Drought, wildfire, severe grazing and other adversities routinely impact the soil-plant-animal complex, then and now. All creatures great and small either adapted to the changing conditions, left or died. In the task of preserving the whole, individuals must often be sacrificed. Just as rabbits must die for coyotes to live, grazing animals must be removed for grass to live. The goal was the continued existence of the whole soil-plant-animal complex.

A valuable tool to nature in this task is biodiversity. Having many different kinds of plants, animals, and microbes present assured that some organisms would be functional regardless of changing conditions and the pageant of life would continue.

This bison cow in this story was living in a multi-year drought, a recurring condition on the Great Plains and a major factor in the creation and persistence of grasslands. Dry weather, both between years and within years, favors grasslands over forests. Trees take years to reach reproductive age and the prolonged juvenile period makes them vulnerable to erratic weather and to fire. Grasses, grass-like plants and forbs reach maturity quickly – some in a single season – and thus thrive, in the long term, in the extremes of hot, cold, wet and dry common to the areas that become grasslands.

The home range of our bison cow would someday be known as the great plains of North America but that was many years in the future. In that timeframe humans had yet to make an appearance and natural forces determined what conditions of soil, plants and animals would prevail.

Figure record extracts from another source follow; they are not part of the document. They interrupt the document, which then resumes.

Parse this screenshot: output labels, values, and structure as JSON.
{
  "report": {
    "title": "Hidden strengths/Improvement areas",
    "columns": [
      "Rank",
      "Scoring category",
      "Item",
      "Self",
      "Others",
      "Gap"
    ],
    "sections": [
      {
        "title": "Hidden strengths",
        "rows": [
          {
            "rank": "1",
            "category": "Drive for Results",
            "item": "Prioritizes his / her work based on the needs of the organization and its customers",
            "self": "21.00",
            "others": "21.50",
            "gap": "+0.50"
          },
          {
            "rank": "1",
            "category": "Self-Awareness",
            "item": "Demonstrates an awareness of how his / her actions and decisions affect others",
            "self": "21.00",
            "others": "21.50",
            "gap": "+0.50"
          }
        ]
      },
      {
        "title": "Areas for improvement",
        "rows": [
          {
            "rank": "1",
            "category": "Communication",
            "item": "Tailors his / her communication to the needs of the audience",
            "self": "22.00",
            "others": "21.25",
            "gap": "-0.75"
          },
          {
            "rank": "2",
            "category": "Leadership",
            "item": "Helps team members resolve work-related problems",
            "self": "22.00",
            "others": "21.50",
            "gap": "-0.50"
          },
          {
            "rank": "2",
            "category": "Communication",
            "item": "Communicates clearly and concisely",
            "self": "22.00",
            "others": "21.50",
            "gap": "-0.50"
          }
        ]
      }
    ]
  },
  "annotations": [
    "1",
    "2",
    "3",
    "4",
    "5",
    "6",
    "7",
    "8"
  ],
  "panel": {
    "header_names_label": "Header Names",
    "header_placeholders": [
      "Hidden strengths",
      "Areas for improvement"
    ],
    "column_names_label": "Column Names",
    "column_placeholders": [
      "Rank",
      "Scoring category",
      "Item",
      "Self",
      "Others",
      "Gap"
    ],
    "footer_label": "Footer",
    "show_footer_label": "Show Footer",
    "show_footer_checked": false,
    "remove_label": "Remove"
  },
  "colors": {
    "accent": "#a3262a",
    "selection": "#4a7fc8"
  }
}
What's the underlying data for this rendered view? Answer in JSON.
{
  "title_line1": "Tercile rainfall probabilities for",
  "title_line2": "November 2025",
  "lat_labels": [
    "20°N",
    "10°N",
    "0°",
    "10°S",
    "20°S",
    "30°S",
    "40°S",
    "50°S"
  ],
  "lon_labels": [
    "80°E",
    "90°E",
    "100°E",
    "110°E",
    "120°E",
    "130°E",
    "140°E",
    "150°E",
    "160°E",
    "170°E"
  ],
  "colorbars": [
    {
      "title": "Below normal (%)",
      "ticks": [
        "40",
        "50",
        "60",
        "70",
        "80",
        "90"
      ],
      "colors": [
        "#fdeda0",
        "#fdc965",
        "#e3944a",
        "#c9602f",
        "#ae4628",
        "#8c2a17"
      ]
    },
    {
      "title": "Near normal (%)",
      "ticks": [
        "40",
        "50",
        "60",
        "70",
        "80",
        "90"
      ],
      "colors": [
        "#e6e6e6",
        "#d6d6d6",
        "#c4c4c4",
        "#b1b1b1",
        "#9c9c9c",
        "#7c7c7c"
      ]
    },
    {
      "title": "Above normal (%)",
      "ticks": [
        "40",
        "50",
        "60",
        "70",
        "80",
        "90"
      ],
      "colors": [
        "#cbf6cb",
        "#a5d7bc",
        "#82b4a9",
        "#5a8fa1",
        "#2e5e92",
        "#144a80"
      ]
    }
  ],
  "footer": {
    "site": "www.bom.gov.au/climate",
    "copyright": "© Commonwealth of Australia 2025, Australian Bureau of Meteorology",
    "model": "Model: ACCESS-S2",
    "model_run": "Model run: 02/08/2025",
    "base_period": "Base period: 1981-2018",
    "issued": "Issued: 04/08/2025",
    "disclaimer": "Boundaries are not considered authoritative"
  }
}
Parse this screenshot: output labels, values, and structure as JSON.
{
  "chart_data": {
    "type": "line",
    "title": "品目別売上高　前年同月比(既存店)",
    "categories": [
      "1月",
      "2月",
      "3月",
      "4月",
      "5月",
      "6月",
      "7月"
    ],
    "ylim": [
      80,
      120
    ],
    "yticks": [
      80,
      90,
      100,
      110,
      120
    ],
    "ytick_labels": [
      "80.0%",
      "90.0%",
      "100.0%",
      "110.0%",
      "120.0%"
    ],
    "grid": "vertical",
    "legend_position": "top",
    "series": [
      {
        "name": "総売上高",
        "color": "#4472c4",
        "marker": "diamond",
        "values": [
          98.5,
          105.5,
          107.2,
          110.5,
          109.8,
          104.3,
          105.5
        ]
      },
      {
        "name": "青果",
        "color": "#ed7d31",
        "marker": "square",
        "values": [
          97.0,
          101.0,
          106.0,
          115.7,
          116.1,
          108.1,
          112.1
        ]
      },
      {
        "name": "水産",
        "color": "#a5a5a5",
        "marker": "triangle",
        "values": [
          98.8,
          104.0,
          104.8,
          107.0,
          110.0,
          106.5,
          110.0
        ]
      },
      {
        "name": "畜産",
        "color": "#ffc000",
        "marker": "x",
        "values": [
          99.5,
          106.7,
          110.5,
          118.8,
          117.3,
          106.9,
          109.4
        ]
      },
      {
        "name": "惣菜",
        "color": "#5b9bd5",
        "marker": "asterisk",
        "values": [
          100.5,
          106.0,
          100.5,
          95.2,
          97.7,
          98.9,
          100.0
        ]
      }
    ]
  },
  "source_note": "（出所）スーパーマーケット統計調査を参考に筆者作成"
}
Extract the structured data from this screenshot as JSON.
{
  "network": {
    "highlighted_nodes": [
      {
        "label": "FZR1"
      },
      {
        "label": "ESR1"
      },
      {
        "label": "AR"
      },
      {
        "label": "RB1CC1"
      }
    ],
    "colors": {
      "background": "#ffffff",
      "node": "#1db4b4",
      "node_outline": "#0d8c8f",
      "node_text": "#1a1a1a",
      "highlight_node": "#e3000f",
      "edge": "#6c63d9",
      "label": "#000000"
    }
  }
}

The result was an area with fantastic production of life.

It was a composite of interrelated and interdependent soil, plants and animals. Forage plants grew on deep, fertile soils formed by eons of mutually beneficial interactions between plants, animals and microbes. The soil was full of life (organic) as well as its inorganic components. Symbiotic relationships on the soil surface formed with vegetation and grazing animals from the huge bison to the tiny deer mouse, with birds in the millions from vesper sparrow to prairie chicken to sandhill crane, with insects by the billions, and with each specie, predators and parasites dependent on specific kinds of prey.

Below ground flourished another entire world. Bacteria, fungi, arthropods and burrowing animals, each playing a role in the wellbeing of the grassland. Rhizobia and azotobacters changed inert nitrogen from the atmosphere into plant-available nitrogen compounds, decomposer bacteria recycled dead organic material, predatory nematodes controlled disease and parasitic microbe populations. Mycorrhizal fungi broke out minerals from parent rock and traded them to plants for carbohydrates in plant root exudates. It was a never-ending dance of life-death-rebirth in harmony with the conditions of the local environment.

There was, and is, only one rule: To become and remain a part of the ecological system an organism must contribute to the long-term well-being of the entire system. Only mutually beneficial relationships persist in nature. Humans would be wise to rethink our tendency to act like pillaging pirates.